Agora Energiewende fordert höhere nationale Ziele
Patrick Graichen von der Denkfabrik Agora Energiewende geht hingegen davon aus, dass das deutsche Klimaziel deutlich steigen müsste. Wenn die EU ihr Klimaziel von 40 auf 55 Prozent erhöht, dann müsse Deutschland sein Ziel für 2030 von 55 auf mindestens 65 Prozent anheben, erläuterte Graichen bei einem Pressegespräch. Konkret bedeute so ein Ziel für Deutschland: Kohleausstieg bis 2030, Erhöhung des Erneuerbaren-Ziels auf 70 Prozent, grüne Stahlproduktion, 14 Mio. E Auto und sechs Mio. Wärmepumpen. Entscheidend dafür sei, den Stromsektor schnell zu dekarbonisieren - dieser müsse auch in Deutschland bis 2030 den grössten Minderungsbeitrag leisten. Der Ausbau der erneuerbaren Energien müsse sofort erhöht werden auf 10.000 MW Solar, 5.000 MW Wind an Land und 2.000 MW Wind auf See pro Jahr.
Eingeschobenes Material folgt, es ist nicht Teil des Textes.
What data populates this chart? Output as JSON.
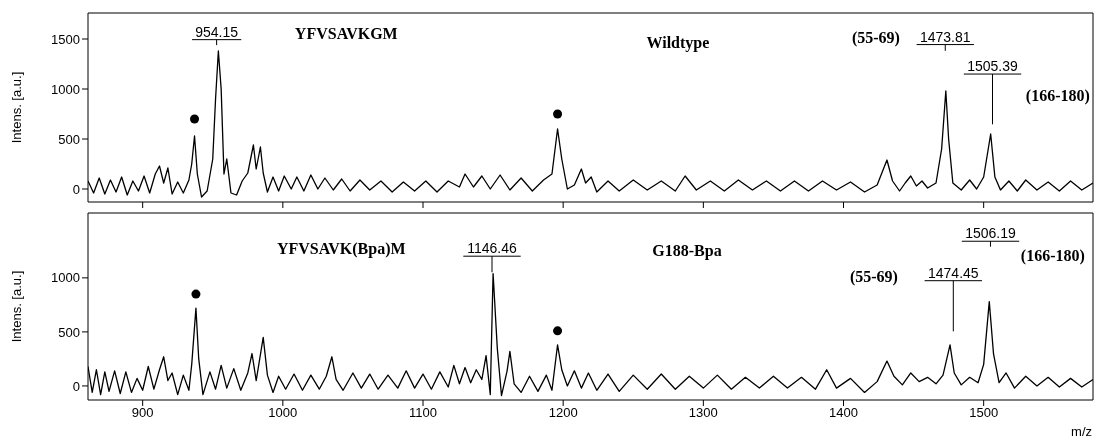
{
  "chart_data": [
    {
      "type": "line",
      "ylabel": "Intens. [a.u.]",
      "xlim": [
        861,
        1578
      ],
      "ylim": [
        -130,
        1760
      ],
      "xticks": [
        900,
        1000,
        1100,
        1200,
        1300,
        1400,
        1500
      ],
      "yticks": [
        0,
        500,
        1000,
        1500
      ],
      "tick_labels": "y",
      "grid": false,
      "legend": false,
      "series": [
        {
          "color": "#000000",
          "marker": "none",
          "x": [
            861,
            865,
            869,
            873,
            877,
            881,
            885,
            889,
            893,
            897,
            901,
            905,
            909,
            912,
            915,
            918,
            921,
            925,
            929,
            933,
            935,
            937,
            939,
            942,
            946,
            950,
            952,
            954,
            956,
            958,
            960,
            963,
            967,
            971,
            975,
            979,
            981,
            984,
            986,
            989,
            993,
            997,
            1001,
            1006,
            1010,
            1015,
            1020,
            1025,
            1030,
            1036,
            1042,
            1048,
            1055,
            1062,
            1070,
            1078,
            1086,
            1094,
            1102,
            1110,
            1118,
            1126,
            1130,
            1136,
            1142,
            1148,
            1155,
            1162,
            1170,
            1178,
            1186,
            1192,
            1196,
            1199,
            1203,
            1208,
            1213,
            1216,
            1220,
            1224,
            1232,
            1240,
            1250,
            1260,
            1270,
            1280,
            1287,
            1295,
            1305,
            1315,
            1325,
            1335,
            1345,
            1355,
            1365,
            1375,
            1385,
            1395,
            1405,
            1415,
            1424,
            1431,
            1435,
            1440,
            1444,
            1448,
            1452,
            1456,
            1460,
            1466,
            1470,
            1473,
            1475,
            1478,
            1484,
            1490,
            1495,
            1500,
            1505,
            1508,
            1512,
            1518,
            1524,
            1530,
            1538,
            1546,
            1554,
            1562,
            1570,
            1578
          ],
          "values": [
            80,
            -40,
            110,
            -50,
            90,
            -30,
            120,
            -60,
            80,
            -20,
            130,
            -40,
            150,
            230,
            60,
            210,
            -50,
            70,
            -40,
            90,
            250,
            530,
            150,
            -80,
            -20,
            300,
            900,
            1380,
            1000,
            150,
            300,
            -40,
            -60,
            80,
            160,
            440,
            200,
            420,
            160,
            -30,
            120,
            -20,
            130,
            0,
            120,
            -20,
            140,
            0,
            110,
            -10,
            100,
            -20,
            90,
            -10,
            80,
            -30,
            70,
            -20,
            80,
            -30,
            80,
            20,
            150,
            20,
            130,
            0,
            140,
            -10,
            110,
            -20,
            90,
            150,
            600,
            300,
            0,
            40,
            200,
            60,
            120,
            -30,
            80,
            -20,
            90,
            -10,
            80,
            -20,
            130,
            -10,
            80,
            -20,
            90,
            -10,
            80,
            -20,
            80,
            -20,
            80,
            -10,
            70,
            -30,
            40,
            290,
            80,
            -20,
            60,
            130,
            30,
            80,
            10,
            60,
            400,
            980,
            500,
            60,
            -10,
            90,
            0,
            120,
            550,
            120,
            -10,
            80,
            -20,
            90,
            -10,
            70,
            -20,
            80,
            -10,
            60
          ]
        },
        {
          "type": "scatter",
          "color": "#000000",
          "marker": "circle",
          "x": [
            937,
            1196
          ],
          "values": [
            700,
            750
          ]
        }
      ],
      "annotations": [
        "954.15",
        "YFVSAVKGM",
        "Wildtype",
        "(55-69)",
        "1473.81",
        "1505.39",
        "(166-180)"
      ]
    },
    {
      "type": "line",
      "xlabel": "m/z",
      "ylabel": "Intens. [a.u.]",
      "xlim": [
        861,
        1578
      ],
      "ylim": [
        -130,
        1600
      ],
      "xticks": [
        900,
        1000,
        1100,
        1200,
        1300,
        1400,
        1500
      ],
      "yticks": [
        0,
        500,
        1000
      ],
      "grid": false,
      "legend": false,
      "series": [
        {
          "color": "#000000",
          "marker": "none",
          "x": [
            861,
            864,
            867,
            870,
            873,
            876,
            880,
            884,
            888,
            892,
            896,
            900,
            904,
            908,
            912,
            915,
            918,
            921,
            925,
            929,
            933,
            935,
            938,
            940,
            943,
            948,
            952,
            956,
            960,
            965,
            970,
            975,
            978,
            981,
            986,
            989,
            993,
            997,
            1002,
            1008,
            1014,
            1020,
            1026,
            1031,
            1035,
            1038,
            1043,
            1050,
            1056,
            1062,
            1068,
            1075,
            1082,
            1088,
            1094,
            1100,
            1106,
            1112,
            1118,
            1122,
            1126,
            1130,
            1134,
            1138,
            1142,
            1145,
            1148,
            1150,
            1153,
            1156,
            1160,
            1162,
            1165,
            1170,
            1176,
            1182,
            1188,
            1192,
            1196,
            1199,
            1203,
            1208,
            1213,
            1218,
            1224,
            1232,
            1240,
            1250,
            1260,
            1270,
            1280,
            1290,
            1300,
            1310,
            1320,
            1330,
            1340,
            1350,
            1360,
            1370,
            1380,
            1388,
            1395,
            1405,
            1415,
            1424,
            1431,
            1436,
            1442,
            1448,
            1454,
            1460,
            1466,
            1471,
            1476,
            1479,
            1484,
            1490,
            1496,
            1500,
            1504,
            1507,
            1511,
            1516,
            1522,
            1530,
            1538,
            1546,
            1554,
            1562,
            1570,
            1578
          ],
          "values": [
            180,
            -60,
            150,
            -80,
            130,
            -50,
            140,
            -70,
            130,
            -60,
            70,
            -40,
            180,
            -30,
            150,
            270,
            50,
            120,
            -80,
            100,
            -40,
            200,
            720,
            250,
            -80,
            130,
            -30,
            190,
            -20,
            160,
            -40,
            120,
            300,
            50,
            450,
            100,
            -60,
            90,
            -30,
            110,
            -40,
            100,
            -30,
            90,
            270,
            60,
            -40,
            120,
            -20,
            110,
            -30,
            100,
            -20,
            140,
            -20,
            110,
            -30,
            130,
            -10,
            190,
            20,
            170,
            30,
            150,
            60,
            280,
            -80,
            1040,
            350,
            -90,
            140,
            320,
            20,
            -60,
            90,
            -50,
            100,
            -40,
            380,
            150,
            0,
            140,
            -20,
            120,
            -40,
            110,
            -50,
            100,
            -30,
            110,
            -30,
            90,
            -20,
            100,
            -30,
            80,
            -20,
            90,
            -20,
            80,
            -30,
            150,
            -20,
            70,
            -60,
            40,
            230,
            90,
            10,
            120,
            40,
            80,
            20,
            100,
            380,
            120,
            10,
            80,
            30,
            200,
            780,
            300,
            30,
            120,
            -20,
            90,
            0,
            80,
            -10,
            70,
            -10,
            60
          ]
        },
        {
          "type": "scatter",
          "color": "#000000",
          "marker": "circle",
          "x": [
            938,
            1196
          ],
          "values": [
            850,
            510
          ]
        }
      ],
      "annotations": [
        "YFVSAVK(Bpa)M",
        "1146.46",
        "G188-Bpa",
        "1506.19",
        "(166-180)",
        "(55-69)",
        "1474.45"
      ]
    }
  ]
}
Die heutige Einigung der Koalition auf die Novelle des Erneuerbare-Energien-Gesetzes (EEG) sieht allerdings noch keine konkrete Anhebung des Ausbauziels bis 2030 vor (
energate berichtete). Dies verschob die Koalition auf das erste Quartal kommenden Jahres. Schulze sagte, es sei wichtig, dann noch mal an den Ausbaupfad heran zu gehen. Es sei aber auch richtig, dass es jetzt eine erste Regelung gebe.
Internationale Fortschritte beim Klimaschutz
"Wir müssen in Deutschland mehr tun", sagte Schulze. Soviel sei klar. Zugleich habe es in diesem schwierigen Jahr auch Fortschritte beim Klimaschutz gegeben. Dem europäischen Deal würden nun andere wichtige Volkswirtschaften folgen. Am Wochenende fand der virtuelle Klimagipfel "Climate Ambition Summit" der UN statt, bei dem mehr als 70 Staats- und Regierungschefs mehr Engagement im Kampf gegen den Klimawandel versprachen. So hatte dort beispielsweise China angekündigt, die Klimaintensität des Bruttoinlandsprodukts bis 2030 um 65 Prozent im Vergleich zu 2005 zu senken. Klimaneutralität will das Land mit dem derzeit grössten Treibhausgas-Ausstoss bis 2060 erreichen.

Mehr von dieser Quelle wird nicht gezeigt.